2. Regressados os autos ao Tribunal de 1ª Instância do Porto, por decisão datada de 21 de Novembro de 2000, foi anulado o acto de liquidação em análise por inconstitucionalidade do regulamento com base no qual foi feita a liquidação da taxa em questão nos seguintes termos:
“ (...) Poderia questionar-se se todos os bens referidos nos autos de medição que deram causa à liquidação deverão considerar-se como bens pertencentes a essa rede básica. Porém, tendo assim sendo qualificados pela impugnante, tal questão não suscitou qualquer dúvida à autarquia que, como tal aceitou que integravam essa rede básica. Existe porém uma questão cuja análise antecede esta por se referir à questão da lei habilitante do regulamento camarário com base no qual foi liquidada a taxa em discussão. Pela análise do referido regulamento verifica-se que, no momento da liquidação da taxa em discussão, não continha o mesmo indicação expressa da lei habilitante. O Tribunal Constitucional já se pronunciou inequivocamente que, de acordo com o disposto no artº 115º da C.R.P., os regulamentos – todo e qualquer regulamento, independentemente do órgão ou autoridade donde tiverem emanado – devem indicar expressamente as leis que visam regulamentar ou que definem a competência subjectiva e objectiva para a sua emissão, sob pena de padecerem de inconstitucionalidade formal, por desrespeito do citado preceito constitucional, como pode verificar-se também no acórdão de 20 de Outubro de 1999, proferido pelo Tribunal Constitucional no processo de impugnação n.º 1/94, deste juízo. Assim, sem necessidade de mais análises, dado tratar-se de uma questão repetidamente afirmada na doutrina e na jurisprudência, declaro, nos presentes autos a inconstitucionalidade formal do referido regulamento, e, em consequência, a anulação do acto de liquidação nestes autos posta em causa, que não pode subsistir, ficando prejudicado o conhecimento das demais questões colocadas nestes autos.”
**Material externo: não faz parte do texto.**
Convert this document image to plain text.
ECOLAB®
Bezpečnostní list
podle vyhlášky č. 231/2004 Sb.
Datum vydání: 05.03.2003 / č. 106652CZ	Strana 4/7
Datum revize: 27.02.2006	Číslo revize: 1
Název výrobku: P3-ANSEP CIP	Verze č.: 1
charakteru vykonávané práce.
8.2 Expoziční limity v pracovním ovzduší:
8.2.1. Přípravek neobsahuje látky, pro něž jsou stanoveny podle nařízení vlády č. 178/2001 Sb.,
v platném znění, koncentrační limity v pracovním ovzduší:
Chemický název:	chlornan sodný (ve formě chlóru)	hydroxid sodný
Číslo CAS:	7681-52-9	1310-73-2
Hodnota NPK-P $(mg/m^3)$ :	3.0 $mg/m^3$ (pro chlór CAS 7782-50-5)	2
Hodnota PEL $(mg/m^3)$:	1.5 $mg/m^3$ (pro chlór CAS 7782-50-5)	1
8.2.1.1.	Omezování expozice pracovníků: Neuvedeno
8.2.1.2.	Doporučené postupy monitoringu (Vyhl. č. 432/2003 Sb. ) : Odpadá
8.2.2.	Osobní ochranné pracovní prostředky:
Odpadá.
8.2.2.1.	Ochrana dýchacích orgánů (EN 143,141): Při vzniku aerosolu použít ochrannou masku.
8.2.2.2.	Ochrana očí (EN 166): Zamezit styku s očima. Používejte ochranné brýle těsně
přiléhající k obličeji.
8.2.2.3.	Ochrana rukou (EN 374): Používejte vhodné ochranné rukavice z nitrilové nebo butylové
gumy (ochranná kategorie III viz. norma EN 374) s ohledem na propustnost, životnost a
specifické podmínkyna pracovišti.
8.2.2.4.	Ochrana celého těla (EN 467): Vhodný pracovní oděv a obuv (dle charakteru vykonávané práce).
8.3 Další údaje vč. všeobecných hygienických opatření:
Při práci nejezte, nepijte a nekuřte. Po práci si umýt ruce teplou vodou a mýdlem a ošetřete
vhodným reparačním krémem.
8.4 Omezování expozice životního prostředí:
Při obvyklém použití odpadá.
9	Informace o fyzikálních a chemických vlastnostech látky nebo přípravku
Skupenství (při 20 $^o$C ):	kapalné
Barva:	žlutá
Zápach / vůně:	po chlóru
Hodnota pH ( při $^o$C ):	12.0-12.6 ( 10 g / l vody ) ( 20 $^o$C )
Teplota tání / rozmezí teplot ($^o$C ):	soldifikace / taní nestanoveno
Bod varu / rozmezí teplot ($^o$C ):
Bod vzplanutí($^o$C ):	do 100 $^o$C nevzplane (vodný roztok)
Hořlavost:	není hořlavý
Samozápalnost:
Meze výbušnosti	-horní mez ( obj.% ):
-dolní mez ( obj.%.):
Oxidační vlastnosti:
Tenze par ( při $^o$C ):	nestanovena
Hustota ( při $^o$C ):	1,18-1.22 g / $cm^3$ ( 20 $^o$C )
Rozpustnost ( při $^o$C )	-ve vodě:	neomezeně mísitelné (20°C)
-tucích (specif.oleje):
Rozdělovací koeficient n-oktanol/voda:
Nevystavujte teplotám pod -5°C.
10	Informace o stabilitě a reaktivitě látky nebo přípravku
3. É desta decisão que vem interposto, pelo representante da Fazenda Pública, ao abrigo das alíneas a)e b), do n.º 1 do artigo 70º da Lei do Tribunal Constitucional, o presente recurso de constitucionalidade. Admitido este, concluíam assim as alegações do recorrente:
“ a) O Regulamento da Tabela de Taxas e Licenças para 1996, da Câmara Municipal do Porto refere expressamente que é aprovado em cumprimento do estipulado no n.º
3 do artigo 68-A do DL. n.º 445/91. b) A referência à lei a que o Regulamento dá cumprimento cumpre plenamente o objectivo do conhecimento do destinatário. c) A exigência constitucional de lei habilitante do Regulamento protege justamente o objectivo do conhecimento do destinatário. d) Não ocorre o considerado vício de omissão de lei habilitante.” Não tendo havido outras intervenções processuais, cumpre apreciar e decidir. II. Fundamentos
4. O presente recurso de constitucionalidade foi intentado ao abrigo do disposto na alínea a) do n.º 1 do artigo 70º da Lei do Tribunal Constitucional, de decisão que recusou a aplicação do Regulamento da Tabela de Taxas e Licenças para 1996 da Câmara Municipal do Porto, por lhe imputar o vício de inconstitucionalidade formal. Com base nessa recusa de aplicação, “sem necessidade de mais análises”, o tribunal a quo decidiu anular o acto de liquidação da taxa em questão, verificando-se, pois, os requisitos para se tomar conhecimento do recurso de constitucionalidade interposto.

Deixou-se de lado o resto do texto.